Cet endroit était aussi nommé par les sauvages Sadilege[2]. Voici la description qu’en donne un missionnaire jésuite : « C’est un lieu plein de rochers et si hauts qu’on dirait que les géants qui voulurent autrefois combattre les cieux avaient jeté en cet endroit les fondements de leur escalade. Le grand fleuve Saint-Laurent fait quasi dans ces rochers une baie ou une anse qui sert de port et d’assurance aux navires qui voguent en ces contrées ; nous appelons cette baie « Tadoussac ». La nature l’a rendue fort commode pour l’ancrage des vaisseaux ; elle l’a bâtie en rond et mise à l’abri de tous les vents. »

Un autre missionnaire, écrivant en 1720, dit de son côté : « Tadoussac est un bon port… ; sa figure est presque ronde ; des rochers escarpés d’une hauteur prodigieuse l’environnent de toutes parts et il en sort un petit ruisseau qui peut fournir de l’eau à tous les navires. Tout ce pays est plein de marbre ; mais sa plus grande richesse serait la pêche des baleines.

« La plupart de nos géographes ont marqué une ville


La « Passe » des billots sur le Saint-Maurice.

au port de Tadoussac ; mais il n’y a jamais eu qu’une

maison française et quelques cabanes qu’élèvent les sauvages pour le temps de la traite, et qu’ils emportent ensuite comme on fait des loges d’une foire ; et ce n’est en effet que cela. Il est vrai que ce port a été longtemps l’abord de toutes les nations sauvages du nord et de l’est : que les Français s’y rendaient dès que la navigation était libre, soit de France soit du Canada ; que les missionnaires profitaient de l’occasion et y venaient négocier pour le ciel.
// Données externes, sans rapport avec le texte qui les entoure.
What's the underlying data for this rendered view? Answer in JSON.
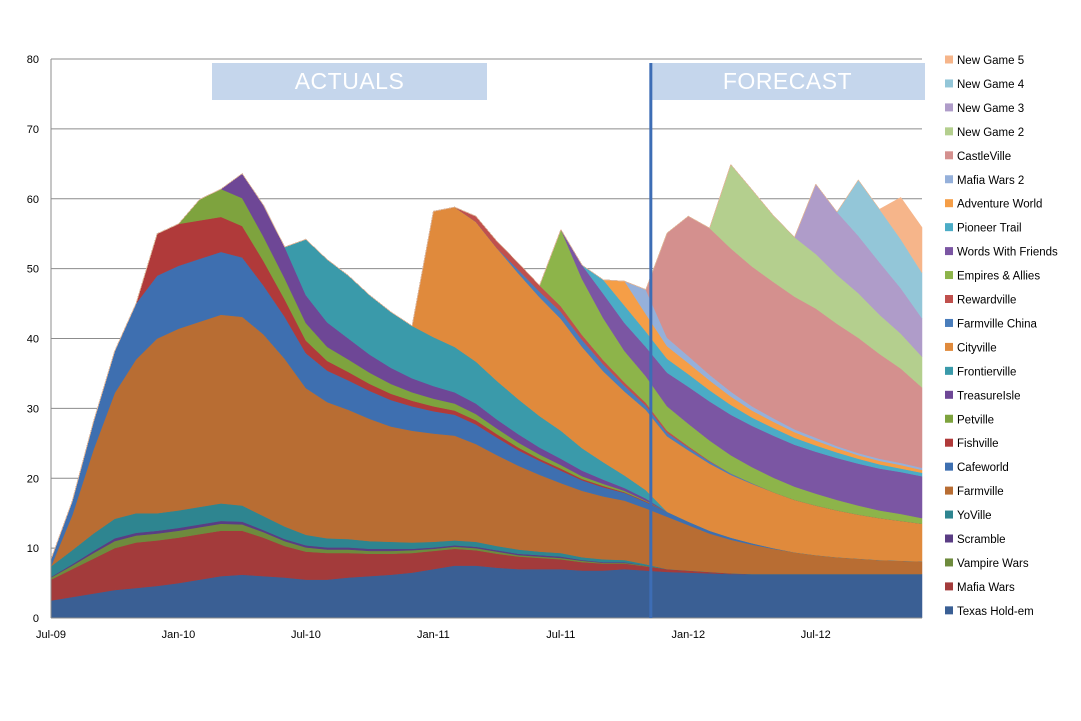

La traite finie, les marchands retournaient chez eux, les sauvages reprenaient le chemin de leurs villages ou de leurs forêts, et les ouvriers évangéliques suivaient ces derniers pour achever de les instruire. »




En 1628, lorsque l’amiral Kertk s’empara de Québec, des vaisseaux anglais prenaient également Tadoussac. Ils étaient commandés par Jacques Michel, calviniste, sous les ordres de Kertk, qui ne tarda pas à y trouver la mort. C’est là aussi qu’il fut inhumé.




Quatre ans plus tard, le traité de Saint-Germain-en-Laye rendait le Canada à la France, et, en 1631, la Compagnie des Cent Associés, fondée par Richelieu, reprenait possession de la colonie. « Le 31 mai, dit la Relation, arriva à Tadoussac une chaloupe qui apportait la nouvelle que trois vaisseaux de messieurs les associés étaient arrivés ; deux étaient dans le port et le troisième au moulin Baude, un lieu proche de Tadoussac, que les Français ont ainsi nommé. »

* * *

Le temps était venu où une mission régulière allait être faite à Tadoussac, à l’occasion de l’arrivée des vaisseaux, tant pour les français que pour les sauvages. Le Père De Quen, qui devait en être chargé, débarqua à Québec le 17 août 1639, et, dès le mois de juin de l’année suivante, il se rendait à Tadoussac où il baptisait 14 ou 15 sauvages. Plusieurs jeunes montagnais avaient déjà été envoyés au collége de la compagnie à Québec. Aussi, dit la Relation de 1641, « un de nos Pères étant descendu ce printemps à Tadoussac, à la requête des sauvages, les deux plus grands séminaristes lui écrivirent de leur propre main, témoignant d’un côté une grande consolation de ce qu’il instruisait leurs compatriotes, et de l’autre un désir de son retour. Le Père lut ces deux lettres en la présence des sauvages, leur montrant comme leurs enfants étaient capables du Massinahigan aussi bien que les nôtres. Ils prenaient ces lettres, les tournaient de tous côtés, les regardaient avec attention, comme s’il les eussent pu lire ; ils faisaient dire et redire ce qui était couché dedans, bien joyeux de voir que notre papier parlait leur langue, car ces enfants écrivaient en sauvage.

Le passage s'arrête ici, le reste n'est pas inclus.